Vemos também que as linhas não se aproximam de modo significativo, o que denota a existência de poucas nuvens, condição típica de Brasília em agosto.
Observa-se, também, que um segmento da curva da temperatura ambiente, entre 1.500m (850hPa) e aproximadamente 3.000m (700hPa), encontra-se exatamente paralela à linha da razão adiabática seca, nosso melhor cenário possível.
Na publicação do gráfico, também se tem uma coluna de barbelas indicando a direção e intensidade do vento nas várias camadas, sendo que barbela com um traço representa 10 nós (cerca de 20k/h) e a ponta da barbela indica a altitude registrada, e a sua inclinação indica a direção do vento. Variações na direção e intensidade do vento em camadas vizinhas indicam a presença de cisalhamento horizontal e, portanto, turbulência.
Na coluna mais à direita encontra-se uma série de parâmetros e índices meteorológicos que nos são úteis. Dos mais importantes destaco o LCLP, que é a pressão atmosférica do nível de condensação, que indica a que altitude está a base da nuvem.
Outros parâmetros que devemos observar são os indicadores de tempestades severas, sendo eles o LIFT e o CAPE. Valores de LIFT negativos, associados a CAPE acima de 500, apontam para o superdesenvolvimento de nuvens.
Na figura abaixo vemos destacadas as informações já descritas:
Neste mesmo dia, foi registrado este voo partindo da rampa do Paranã:
Como se vê, os dados da sondagem apontando para uma condição ideal de térmicas, com teto na casa de 3.000 m, ventos moderados de nordeste e sem superdesenvolvimento foram confirmados na prática.
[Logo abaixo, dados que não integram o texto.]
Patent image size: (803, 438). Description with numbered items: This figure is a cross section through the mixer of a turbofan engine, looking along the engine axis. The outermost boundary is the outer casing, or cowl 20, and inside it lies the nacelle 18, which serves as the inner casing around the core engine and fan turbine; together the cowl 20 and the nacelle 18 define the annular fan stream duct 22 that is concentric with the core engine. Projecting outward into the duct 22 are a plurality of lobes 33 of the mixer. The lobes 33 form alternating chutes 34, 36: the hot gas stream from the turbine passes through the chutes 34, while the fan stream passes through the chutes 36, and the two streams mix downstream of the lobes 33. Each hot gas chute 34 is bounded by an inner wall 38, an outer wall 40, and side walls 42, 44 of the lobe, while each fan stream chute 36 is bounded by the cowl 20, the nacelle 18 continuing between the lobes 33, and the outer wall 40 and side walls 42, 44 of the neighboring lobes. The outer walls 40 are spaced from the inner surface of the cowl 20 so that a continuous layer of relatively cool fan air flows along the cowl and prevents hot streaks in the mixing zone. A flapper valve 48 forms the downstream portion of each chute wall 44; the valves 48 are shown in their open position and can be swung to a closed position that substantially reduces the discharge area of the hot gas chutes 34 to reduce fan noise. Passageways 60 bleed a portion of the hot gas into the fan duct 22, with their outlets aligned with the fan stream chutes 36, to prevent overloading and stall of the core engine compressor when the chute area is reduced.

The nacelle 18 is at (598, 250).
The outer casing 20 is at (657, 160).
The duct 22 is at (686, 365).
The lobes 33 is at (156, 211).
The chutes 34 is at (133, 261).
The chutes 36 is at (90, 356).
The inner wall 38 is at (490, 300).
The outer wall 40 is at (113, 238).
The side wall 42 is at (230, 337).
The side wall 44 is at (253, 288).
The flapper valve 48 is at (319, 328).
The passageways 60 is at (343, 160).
Há que se considerar algumas questões envolvendo a sondagem atmosférica, a fim de entendermos suas limitações. O maior problema está na escassez de lançamento dos balões, deixando este serviço no Brasil restrito apenas aos grandes centros, sendo eles: Boa Vista, Macapá, Manaus, Porto Velho, Alta Floresta, Belém, Santarém, Natal, Vilhena, Brasília, Uberlândia, Corumbá, Confins (BH), Vitória, Rio de Janeiro, Campo de Marte (SP), Foz do Iguaçu, Curitiba, Florianópolis e Porto Alegre.
Outra questão é o fato da sondagem ser uma fotografia da atmosfera obtida às 9 horas da manhã. Sendo assim, devemos estimar a evolução do dia de acordo com o comportamento do ar registrado naquele horário. Significa que pequenas inversões térmicas indicadas no gráfico podem se quebrar, desde que não exija um grande aquecimento para que se rompa e que a inclinação da curva da temperatura ambiente esteja paralela à linha da adiabática seca abaixo e acima da inversão.
Outro viés que ocorre está na área coberta pela sondagem. Quanto mais distante do local de lançamento estiver o sítio de voo, menor será a acuracidade da sondagem. Assim, devemos ter a sondagem como uma referência, desde que esteja dentro da área de abrangência, mas também devemos avaliar localmente a condição, considerando as peculiaridades do relevo, além da presença e o desenvolvimento das nuvens.
Cabe salientar que gráficos de sondagens publicados em sites de previsão de modo prospectivo, com dias de antecedência, não são, na verdade, sondagens feitas por balões e, sim, uma projeção do que seria uma sondagem, considerando os dados de um modelo de previsão meteorológica. A sondagem real é usada como uma das três fontes que alimentam os modelos prognósticos, sendo os dados das estações e as imagens de satélites as outras duas. Quando se publica uma sondagem para um dia futuro, o processo é inverso, usando-se um modelo prognóstico para se estimar o que seria a sondagem para aquele dia. Esta informação, assim processada, carece de valor.
Com o hábito de se avaliar diariamente o gráfico da sondagem atmosférica, nos tornamos aptos a fazer uma leitura instantânea do seu significado, apenas olhando o quão próximo as curvas das temperaturas estão uma da outra, as inclinações dos segmentos da curva da temperatura ambiente que informa sobre o comportamento das térmicas, a direção e intensidade do vento nas várias camadas, a altitude da base da nuvem e os índices de superdesenvolvimento. No fim do dia, uma avaliação retrospectiva de como o dia se desenrolou nos ajuda a consolidar as informações fornecidas por esta importante ferramenta de prospecção do clima.